Coğrafya Dış Kuvvetler Konu Anlatımı
Dış kuvvetler önemli bir coğrafya konusu oluşturmaktadır. Bu doğrultuda pek çok kişinin merak etmekte ve araştırmakta olduğu konulardan biri olma niteliği barındırmaktadır. Büyük önem barındırmakta olan dış kuvvetler konu anlatımı bu noktada açıklayıcı bir nitelik barındırmaktadır. Bu yüzden burada dış kuvvetler konu anlatımına yer verilmektedir. Buna göre yeryüzünde ortaya çıkan aşındırma işlemini gerçekleştiren dış kuvvetler 6 ana başlık altında incelenir. Bu başlıklar ise şu şekilde belirtilebilir;
- Rüzgarlar: Kurak ve yarı kurak olan bölgelerde yer şekillerini oluşturan en etkili ve güçlü rüzgarlardır. Rüzgarın söz konusu olan şekillendirici etkisi bitki örtüsünden yoksun ve kurak durumdaki bölgelerde çok daha fazla olmaktadır. Bunun sebebi ise bu bölgelerde bulunan toprağın daha taneli bir yapıya sahip olmasıdır. Rüzgar tarafından toprak, kolaylıkla yerinden sökülüp havalandırılarak taşınabilmektedir. Bunun sonucu olarak da rüzgarlar, en büyük ölçüdeki etkilerini çöllerde göstermektedir. Bunun en önemli sebebi ise bu bölgelerde bitki örtüsünün daha zayıf, rüzgarların daha hızlı ve arazinin kuru olmasıdır.
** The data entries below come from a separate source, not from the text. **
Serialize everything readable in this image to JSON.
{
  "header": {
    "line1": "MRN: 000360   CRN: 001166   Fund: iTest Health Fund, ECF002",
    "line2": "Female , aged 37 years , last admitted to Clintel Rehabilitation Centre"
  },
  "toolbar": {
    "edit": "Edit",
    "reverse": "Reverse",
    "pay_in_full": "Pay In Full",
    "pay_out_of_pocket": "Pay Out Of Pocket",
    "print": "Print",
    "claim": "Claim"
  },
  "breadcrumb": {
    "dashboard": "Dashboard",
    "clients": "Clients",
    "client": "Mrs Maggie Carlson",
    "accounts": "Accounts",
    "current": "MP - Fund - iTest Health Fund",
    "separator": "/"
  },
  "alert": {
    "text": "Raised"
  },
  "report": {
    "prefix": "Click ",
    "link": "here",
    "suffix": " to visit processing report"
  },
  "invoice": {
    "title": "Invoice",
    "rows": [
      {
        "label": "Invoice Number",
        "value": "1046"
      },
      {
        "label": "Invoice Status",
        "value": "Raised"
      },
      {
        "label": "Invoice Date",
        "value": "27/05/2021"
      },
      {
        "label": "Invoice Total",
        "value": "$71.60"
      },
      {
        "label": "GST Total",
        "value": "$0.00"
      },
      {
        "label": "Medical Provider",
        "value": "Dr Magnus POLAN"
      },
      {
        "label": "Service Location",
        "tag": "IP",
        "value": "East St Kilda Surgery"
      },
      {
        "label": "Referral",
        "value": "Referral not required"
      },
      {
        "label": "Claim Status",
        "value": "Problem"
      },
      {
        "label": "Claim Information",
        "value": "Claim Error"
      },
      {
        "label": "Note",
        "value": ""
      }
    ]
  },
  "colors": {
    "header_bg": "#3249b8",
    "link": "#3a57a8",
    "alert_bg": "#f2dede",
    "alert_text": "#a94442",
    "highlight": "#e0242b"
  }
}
- Akarsular: Akarsuların aşındırma etkisi ortaya koyabilmesi için en önemli etken eğim fazlalığı yani suyun akış hızı olmaktadır. Bunun beraberinde akarsuların taşıdığı su miktarı, akışkanlık gösterdiği arazi yapısı, mevcut bitki örtüsü ve taşımakta olduğu yük miktarı da aşındırma şekilleri üzerinde çok etkili durumdadır.
- Yeraltı Suları Kaynak Çeşitleri: Jips, kalker ve kaya tuzu gibi kolay eriyebilen yapıya sahip durumda olan kayaçların en yaygın halde olduğu bölgelerde aşındırma ve biriktirme sürecine bağlı olarak ortaya çıkan yer şekilleri olmaktadır. Türkiye sınırları içerisindeki karstik şekillerin en fazla olduğu bölge ise, Akdeniz olmaktadır.
- Buzullar: Buzullar önemli etkiye sahip dış kuvvetlerden biri olma özelliği taşımaktadır. Buzulların sebep olduğu yeryüzü şekillerinden biri de hörgüç kaya olmaktadır. Hörgüç kayanın oluşumda ana kayanın buzullar tarafından aşındırılması neticesinde deve hörgücünü andıran yassı tepelerin oluşması etkilidir. Bir diğer örneği ise buzul vadisi oluşturmaktadır. Buzul vadisi, Dağ yamaçlarında bulunan eski akarsu yataklarının buzullar tarafından doldurulması ve bu buzulların ana kayayı eritmeleri neticesinde meydana gelen U şeklindeki vadiler olmaktadır.
Dalga ve akıntıların aşınım şekilleri: Falezler, dalga ve akıntıların aşınım şekillerinden biri olarak ortaya çıkar. Falezlerin oluşumunda yüksek kıyıların dalgaların etkisiyle alt kısımlarının aşınması ve oyuklar oluşumu etkilidir. Oluşan bu oyukların tavanları çöker ve denize dik halde kıyılar meydana gelir. Falezlere yalıyar adı da verilmektedir. Dalga ve akıntıların aşınım sonucunda ortaya çıkan diğer şekillerden biri de doğal köprüler olmaktadır. Denizde bulunan bir kara parçasının alt bölümlerinin aşındırılması neticesinde oluşurlar. Bu yeryüzü şekillerinin ters U gibi bir görüntüsü mevcuttur.